¿Quo vadis, Europa?

Fernando Salgado
Fernando Salgado LA QUILLA

OPINIÓN

10 mar 2016 . Actualizado a las 05:00 h.

Me escribe un lector para reprocharme lo que considera mi pesimismo absoluto. Asegura que estoy enfadado con el mundo entero y reparto mandobles a diestra y siniestra. Quizá tenga razón. Solo en un aspecto discrepo del diagnóstico: mi pesimismo, si lo hay, no es congénito, sino circunstancial. Hubo un tiempo en que, fervoroso lector de Gramsci, aplacaba el pesimismo de la inteligencia con grandes dosis de optimismo de la voluntad. Incluso a la reiterada afirmación de Leibniz de que «vivimos en el mejor mundo posible», espléndidamente satirizada por el gran Voltaire en su Pangloss de Cándido, encontraba yo una coartada para el optimismo: significaba que había otros «mundos posibles», aunque fuesen peores. Y eso me bastaba para ir tirando.

Pero como a nadie le interesa un bledo mi talante ni mi deriva existencialista, ni comprobar si es de cuna o adquirida, hablemos de las circunstancias. De la política, que los optimistas irredentos aún consideran un ejercicio noble y necesario. O de la economía, que nació como una ciencia social, inseparable de la moral y de la ética, y que colocaba al hombre en el eje de la disciplina y su felicidad en el punto de mira. Hablemos de los derechos humanos, pisoteados constantemente en el mundo que se dice civilizado, primeras víctimas de la corrupción del lenguaje, buque nodriza de las corrupciones que vinieron después.

Nos pusimos a construir Europa sobre el solar arrasado por la Segunda Guerra Mundial. Era tanta la ilusión puesta en el empeño que desoímos las voces que nos alertaban de la escasa consistencia de los cimientos, del descabellado plan que suponía empezar la casa por el tejado, de sus evidentes grietas democráticas. Los españoles, sojuzgados por el franquismo, mirábamos con envidia la marcha de los trabajos, a los que nos incorporamos en cuanto el dictador estiró la pata. La inteligencia nos advertía que estábamos levantando una gran superficie comercial -la Europa de los mercaderes-, pero el optimismo de la voluntad prometía, en una segunda fase, construir la Europa de los valores. La Europa democrática y federal, la Europa de la cohesión social y territorial, la Europa de la libertad, un espacio solidario, crisol de pueblos y culturas.

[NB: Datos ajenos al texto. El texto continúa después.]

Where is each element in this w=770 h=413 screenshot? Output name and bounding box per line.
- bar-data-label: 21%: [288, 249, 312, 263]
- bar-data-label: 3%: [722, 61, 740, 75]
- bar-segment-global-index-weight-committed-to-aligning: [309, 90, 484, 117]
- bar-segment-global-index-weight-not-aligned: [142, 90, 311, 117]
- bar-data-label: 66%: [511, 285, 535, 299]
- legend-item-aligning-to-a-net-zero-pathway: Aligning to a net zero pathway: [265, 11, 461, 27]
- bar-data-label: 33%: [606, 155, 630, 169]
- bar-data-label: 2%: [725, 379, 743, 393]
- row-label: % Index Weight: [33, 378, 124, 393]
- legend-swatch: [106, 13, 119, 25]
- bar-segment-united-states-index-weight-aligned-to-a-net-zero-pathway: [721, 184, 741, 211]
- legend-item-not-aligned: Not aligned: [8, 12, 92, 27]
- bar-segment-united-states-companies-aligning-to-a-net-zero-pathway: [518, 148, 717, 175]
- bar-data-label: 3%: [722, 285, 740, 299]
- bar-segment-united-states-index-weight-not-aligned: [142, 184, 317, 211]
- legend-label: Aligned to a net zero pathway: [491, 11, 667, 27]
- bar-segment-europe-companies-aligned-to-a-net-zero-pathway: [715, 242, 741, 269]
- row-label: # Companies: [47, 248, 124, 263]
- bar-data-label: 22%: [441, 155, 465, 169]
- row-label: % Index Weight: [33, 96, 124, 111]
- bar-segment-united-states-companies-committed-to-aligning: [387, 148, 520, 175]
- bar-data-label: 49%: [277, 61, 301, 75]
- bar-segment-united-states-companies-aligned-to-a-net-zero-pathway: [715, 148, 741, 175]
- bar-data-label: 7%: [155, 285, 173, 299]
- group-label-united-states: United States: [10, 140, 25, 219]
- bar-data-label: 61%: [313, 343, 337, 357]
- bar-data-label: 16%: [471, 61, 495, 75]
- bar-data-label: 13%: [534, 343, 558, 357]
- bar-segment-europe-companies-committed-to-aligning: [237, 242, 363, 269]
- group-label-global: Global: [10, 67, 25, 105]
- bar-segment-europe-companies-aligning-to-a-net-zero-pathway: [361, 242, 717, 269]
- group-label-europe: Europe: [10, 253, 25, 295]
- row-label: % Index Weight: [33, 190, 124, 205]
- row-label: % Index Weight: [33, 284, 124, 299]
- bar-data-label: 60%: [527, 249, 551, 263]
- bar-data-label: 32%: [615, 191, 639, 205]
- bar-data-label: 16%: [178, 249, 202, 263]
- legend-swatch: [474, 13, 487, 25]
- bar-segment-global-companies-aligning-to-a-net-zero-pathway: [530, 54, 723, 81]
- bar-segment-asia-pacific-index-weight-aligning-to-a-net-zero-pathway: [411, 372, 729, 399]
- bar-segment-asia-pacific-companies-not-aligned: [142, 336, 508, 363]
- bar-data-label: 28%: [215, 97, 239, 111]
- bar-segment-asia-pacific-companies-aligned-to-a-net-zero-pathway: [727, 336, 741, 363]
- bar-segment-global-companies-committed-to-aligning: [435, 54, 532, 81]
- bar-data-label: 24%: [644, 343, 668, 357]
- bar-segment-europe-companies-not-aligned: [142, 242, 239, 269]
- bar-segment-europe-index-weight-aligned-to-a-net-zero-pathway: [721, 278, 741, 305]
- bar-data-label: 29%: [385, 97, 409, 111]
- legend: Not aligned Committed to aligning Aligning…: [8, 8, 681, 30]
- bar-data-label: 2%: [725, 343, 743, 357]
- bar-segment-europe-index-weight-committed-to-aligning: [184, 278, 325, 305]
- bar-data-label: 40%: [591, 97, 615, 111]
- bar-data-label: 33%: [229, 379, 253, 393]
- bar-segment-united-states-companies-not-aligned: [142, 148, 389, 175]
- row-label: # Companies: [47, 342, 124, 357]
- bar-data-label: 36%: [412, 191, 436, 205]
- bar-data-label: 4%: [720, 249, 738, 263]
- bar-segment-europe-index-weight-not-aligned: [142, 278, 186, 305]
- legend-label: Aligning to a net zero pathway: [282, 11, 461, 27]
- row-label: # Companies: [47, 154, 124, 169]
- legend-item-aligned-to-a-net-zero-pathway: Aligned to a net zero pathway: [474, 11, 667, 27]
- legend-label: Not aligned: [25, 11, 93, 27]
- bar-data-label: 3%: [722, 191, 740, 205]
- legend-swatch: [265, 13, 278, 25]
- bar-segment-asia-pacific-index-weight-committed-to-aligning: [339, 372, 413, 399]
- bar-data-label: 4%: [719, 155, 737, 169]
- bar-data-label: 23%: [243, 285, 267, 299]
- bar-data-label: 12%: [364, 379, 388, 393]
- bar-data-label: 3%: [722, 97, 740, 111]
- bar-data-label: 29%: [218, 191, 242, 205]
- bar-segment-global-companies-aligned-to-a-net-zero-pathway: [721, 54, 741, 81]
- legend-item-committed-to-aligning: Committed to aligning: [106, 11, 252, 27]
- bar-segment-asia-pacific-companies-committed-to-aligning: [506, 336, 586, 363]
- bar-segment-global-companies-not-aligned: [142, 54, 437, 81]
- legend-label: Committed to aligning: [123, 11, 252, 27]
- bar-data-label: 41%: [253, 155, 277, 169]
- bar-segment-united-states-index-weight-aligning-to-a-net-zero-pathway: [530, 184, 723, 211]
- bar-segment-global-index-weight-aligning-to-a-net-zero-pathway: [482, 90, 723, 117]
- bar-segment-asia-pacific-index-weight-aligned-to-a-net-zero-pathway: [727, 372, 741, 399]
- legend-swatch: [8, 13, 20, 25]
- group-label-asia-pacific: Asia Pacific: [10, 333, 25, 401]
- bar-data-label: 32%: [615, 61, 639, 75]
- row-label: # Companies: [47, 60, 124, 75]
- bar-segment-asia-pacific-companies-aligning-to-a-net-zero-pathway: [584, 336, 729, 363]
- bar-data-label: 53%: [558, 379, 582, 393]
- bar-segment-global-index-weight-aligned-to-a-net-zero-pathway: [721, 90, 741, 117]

Se desató el temporal de la crisis y la obra, inconclusa, comenzó a desmoronarse. Al grito de sálvese quien pueda, comenzó el desmontaje. Allá cada uno con sus deudas y sus parados. Solo los acreedores tienen derechos, porque las deudas hay que pagarlas, aunque sea con un trozo de carne viva como en El mercader de Venecia. Donde proyectábamos suprimir fronteras, erguimos alambradas. Pero ni en mis peores pesadillas pude imaginarme que llegaríamos a sobornar a Turquía, democracia impoluta donde las haya, para que apande con los hombres, mujeres y niños que huyen de la guerra. Díganme los sesudos burócratas de Bruselas a cuánto nos sale cada vida humana. Y dígame mi amigo lector si hay en esta historia algo que insufle optimismo.